Inteligencia sin amor: un pésimo negocio


Jean-Baptiste Marie Pierre (1714-1789).





Todos conocemos a gente muy lista, capaces de deslumbrar con sus alcances intelectuales y los logros materiales conseguidos como consecuencia.

Pero si  el muy inteligente no tiene amor se queda solo. Se convierte en la imagen más cercana del diablo: inteligencia y soledad.

Al hombre le atrae todavía hoy, quizá como nunca, el anzuelo retorcido por la mentira del cebo de la primera pesca: Seréis como dioses.
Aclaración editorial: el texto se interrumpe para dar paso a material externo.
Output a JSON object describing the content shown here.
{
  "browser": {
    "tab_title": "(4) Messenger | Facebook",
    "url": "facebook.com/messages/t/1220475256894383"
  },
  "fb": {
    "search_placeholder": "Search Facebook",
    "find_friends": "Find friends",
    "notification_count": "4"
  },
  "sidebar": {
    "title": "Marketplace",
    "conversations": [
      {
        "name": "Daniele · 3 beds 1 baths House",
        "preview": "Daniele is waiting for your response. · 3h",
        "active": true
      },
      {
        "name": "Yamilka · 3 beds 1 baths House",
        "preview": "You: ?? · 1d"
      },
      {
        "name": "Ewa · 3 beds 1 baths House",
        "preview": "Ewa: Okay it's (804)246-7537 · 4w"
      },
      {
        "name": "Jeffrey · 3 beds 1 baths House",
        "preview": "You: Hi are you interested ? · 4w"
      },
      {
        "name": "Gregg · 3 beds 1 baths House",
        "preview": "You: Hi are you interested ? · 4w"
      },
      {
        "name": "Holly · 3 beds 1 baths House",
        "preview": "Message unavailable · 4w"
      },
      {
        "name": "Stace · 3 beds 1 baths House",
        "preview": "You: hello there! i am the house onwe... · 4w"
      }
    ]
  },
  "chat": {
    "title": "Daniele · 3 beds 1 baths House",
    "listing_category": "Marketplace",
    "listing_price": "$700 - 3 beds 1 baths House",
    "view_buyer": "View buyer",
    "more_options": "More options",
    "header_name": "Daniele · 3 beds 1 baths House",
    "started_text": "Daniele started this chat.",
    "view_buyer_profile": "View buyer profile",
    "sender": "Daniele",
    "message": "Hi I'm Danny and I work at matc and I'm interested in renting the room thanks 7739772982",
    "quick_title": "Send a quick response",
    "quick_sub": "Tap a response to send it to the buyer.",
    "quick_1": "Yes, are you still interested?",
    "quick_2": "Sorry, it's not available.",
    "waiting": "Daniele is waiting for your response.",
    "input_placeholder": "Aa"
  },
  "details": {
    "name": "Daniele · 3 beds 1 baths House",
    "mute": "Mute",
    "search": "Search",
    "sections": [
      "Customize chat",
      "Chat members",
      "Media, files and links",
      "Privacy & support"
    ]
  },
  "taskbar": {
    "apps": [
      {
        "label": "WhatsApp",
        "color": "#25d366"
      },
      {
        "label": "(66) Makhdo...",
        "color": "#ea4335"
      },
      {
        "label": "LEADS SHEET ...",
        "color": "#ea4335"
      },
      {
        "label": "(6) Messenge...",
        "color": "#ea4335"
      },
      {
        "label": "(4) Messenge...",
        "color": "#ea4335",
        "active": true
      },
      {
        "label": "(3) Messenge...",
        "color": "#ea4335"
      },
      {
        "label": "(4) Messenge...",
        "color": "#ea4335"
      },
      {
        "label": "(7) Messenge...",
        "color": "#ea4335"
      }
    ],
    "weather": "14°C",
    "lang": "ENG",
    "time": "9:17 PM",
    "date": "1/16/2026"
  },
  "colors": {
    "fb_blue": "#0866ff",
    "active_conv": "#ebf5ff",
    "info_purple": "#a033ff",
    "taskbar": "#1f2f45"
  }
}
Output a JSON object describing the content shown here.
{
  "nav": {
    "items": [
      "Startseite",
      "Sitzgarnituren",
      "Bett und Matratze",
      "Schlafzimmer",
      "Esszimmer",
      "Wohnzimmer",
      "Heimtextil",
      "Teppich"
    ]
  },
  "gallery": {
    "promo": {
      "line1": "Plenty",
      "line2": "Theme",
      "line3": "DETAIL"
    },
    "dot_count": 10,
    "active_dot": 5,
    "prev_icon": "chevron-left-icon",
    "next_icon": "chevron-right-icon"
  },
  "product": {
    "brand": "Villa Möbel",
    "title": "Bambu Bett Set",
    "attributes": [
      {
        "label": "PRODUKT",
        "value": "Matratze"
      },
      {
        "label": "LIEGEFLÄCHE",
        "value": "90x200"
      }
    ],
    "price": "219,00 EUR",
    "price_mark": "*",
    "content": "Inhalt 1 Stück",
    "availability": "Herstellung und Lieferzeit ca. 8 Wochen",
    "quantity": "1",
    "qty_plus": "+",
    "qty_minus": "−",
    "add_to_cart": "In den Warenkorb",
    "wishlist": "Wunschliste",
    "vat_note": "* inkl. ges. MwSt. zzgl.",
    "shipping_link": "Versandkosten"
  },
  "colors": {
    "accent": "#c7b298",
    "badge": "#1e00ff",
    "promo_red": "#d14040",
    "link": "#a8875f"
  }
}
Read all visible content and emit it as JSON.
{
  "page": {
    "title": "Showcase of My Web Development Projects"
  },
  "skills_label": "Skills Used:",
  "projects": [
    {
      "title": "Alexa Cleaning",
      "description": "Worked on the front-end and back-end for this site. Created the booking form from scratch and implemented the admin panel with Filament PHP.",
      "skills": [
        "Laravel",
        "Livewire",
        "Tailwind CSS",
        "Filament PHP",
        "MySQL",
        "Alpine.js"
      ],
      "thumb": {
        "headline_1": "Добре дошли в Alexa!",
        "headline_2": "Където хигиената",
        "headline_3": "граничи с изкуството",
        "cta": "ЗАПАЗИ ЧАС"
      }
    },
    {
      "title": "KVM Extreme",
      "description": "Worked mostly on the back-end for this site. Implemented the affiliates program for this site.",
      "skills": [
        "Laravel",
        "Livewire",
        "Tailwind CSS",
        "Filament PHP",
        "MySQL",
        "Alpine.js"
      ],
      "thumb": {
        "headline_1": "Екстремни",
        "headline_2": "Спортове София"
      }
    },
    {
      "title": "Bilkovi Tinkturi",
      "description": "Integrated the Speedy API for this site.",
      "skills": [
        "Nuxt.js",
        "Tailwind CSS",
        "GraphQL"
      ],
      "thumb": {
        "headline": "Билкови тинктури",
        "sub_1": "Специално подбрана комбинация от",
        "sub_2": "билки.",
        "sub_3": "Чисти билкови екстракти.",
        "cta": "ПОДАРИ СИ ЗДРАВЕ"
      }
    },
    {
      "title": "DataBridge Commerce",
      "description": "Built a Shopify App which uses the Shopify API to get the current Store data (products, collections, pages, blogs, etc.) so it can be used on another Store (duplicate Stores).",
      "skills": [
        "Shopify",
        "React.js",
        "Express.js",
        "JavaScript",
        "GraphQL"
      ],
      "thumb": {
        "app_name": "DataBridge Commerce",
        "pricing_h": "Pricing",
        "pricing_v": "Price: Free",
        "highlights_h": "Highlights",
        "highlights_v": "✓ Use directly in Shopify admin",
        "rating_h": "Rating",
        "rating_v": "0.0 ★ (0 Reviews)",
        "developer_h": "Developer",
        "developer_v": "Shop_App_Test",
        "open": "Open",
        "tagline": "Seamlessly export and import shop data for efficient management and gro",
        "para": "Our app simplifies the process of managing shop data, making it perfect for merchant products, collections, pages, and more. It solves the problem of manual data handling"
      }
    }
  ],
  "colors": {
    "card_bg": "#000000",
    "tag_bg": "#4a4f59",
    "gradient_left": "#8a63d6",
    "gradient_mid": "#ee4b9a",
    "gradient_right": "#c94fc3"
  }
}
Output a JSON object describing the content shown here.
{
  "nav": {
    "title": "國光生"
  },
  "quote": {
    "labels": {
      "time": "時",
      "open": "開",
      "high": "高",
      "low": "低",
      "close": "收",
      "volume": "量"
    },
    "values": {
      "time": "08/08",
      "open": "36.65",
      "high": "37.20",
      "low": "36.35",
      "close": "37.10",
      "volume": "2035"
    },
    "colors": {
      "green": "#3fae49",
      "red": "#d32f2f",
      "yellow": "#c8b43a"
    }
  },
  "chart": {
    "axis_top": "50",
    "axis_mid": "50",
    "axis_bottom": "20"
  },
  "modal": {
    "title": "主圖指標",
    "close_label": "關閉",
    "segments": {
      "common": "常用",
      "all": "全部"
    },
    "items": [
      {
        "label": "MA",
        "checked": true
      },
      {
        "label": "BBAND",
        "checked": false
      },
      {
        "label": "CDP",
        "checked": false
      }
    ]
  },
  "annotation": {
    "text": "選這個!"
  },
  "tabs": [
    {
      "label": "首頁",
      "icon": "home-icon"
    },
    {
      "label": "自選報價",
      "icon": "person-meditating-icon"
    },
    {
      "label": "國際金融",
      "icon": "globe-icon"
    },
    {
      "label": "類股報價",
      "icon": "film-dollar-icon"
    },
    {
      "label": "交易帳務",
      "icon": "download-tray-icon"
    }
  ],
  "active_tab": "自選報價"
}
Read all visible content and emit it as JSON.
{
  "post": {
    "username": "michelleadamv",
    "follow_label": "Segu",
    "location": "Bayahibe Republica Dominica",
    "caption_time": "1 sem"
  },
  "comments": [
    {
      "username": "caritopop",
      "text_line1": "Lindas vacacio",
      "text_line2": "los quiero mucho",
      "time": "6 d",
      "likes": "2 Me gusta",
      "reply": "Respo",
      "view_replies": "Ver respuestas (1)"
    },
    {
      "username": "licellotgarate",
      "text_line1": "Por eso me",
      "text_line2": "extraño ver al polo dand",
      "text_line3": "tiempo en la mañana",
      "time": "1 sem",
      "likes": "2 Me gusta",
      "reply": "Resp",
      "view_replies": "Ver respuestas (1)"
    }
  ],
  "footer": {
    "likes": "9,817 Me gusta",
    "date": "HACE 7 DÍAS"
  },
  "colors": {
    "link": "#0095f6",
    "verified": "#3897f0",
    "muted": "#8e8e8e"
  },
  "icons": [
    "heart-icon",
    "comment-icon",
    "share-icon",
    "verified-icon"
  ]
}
Al picar el anzuelo,  salen a flote todas las pasiones humanas: la avaricia, el afán de dominio. La inteligencia no conoce límites y a nadie debe rendir cuentas, sobrada como está en sus descubrimientos.

Toda esta colección de ofertas saben muy dulces al probarlas, pero amargan la vida y el carácter propio impidiendo además la convivencia cordial. Ya no hay porqué acercarse a la gruta de Belén con los pastores, ni seguir con los reyes el brillo de la estrella. El dar regalos a alguien nos rebaja.

Muchos menos inclinar la cerviz, dura de tanto andar envarados.

Por eso vale más la pena tener un hijo medio lelo pero con un gran corazón, capaz de entregarse a una buena causa, como los niños del Evangelio.  El sabio, por el contrario, seguro como está de su herencia, cambia la  sabiduría por un plato de lentejas. Al fin y al cabo se trata de satisfacer las apetencias del momento. (Por supuesto, un sabio con gran corazón no se desdeña; al contrario).

Sólo el amor dura para siempre. Los demás regalos, tan necesarios para caminar por el sendero de la vida, como la fe y la esperanza, se desvanecen al ver cara a cara a quien ahora contemplamos en ese belén ya casi a punto para esta Navidad.

Por eso debemos empezar a querer desde ahora en el claroscuro de la fe. Así nunca estaremos solos. Especialmente en este Adviento, es el tiempo  de esperanza, de abrirse y regalar y regalarse a los demás, a los próximos.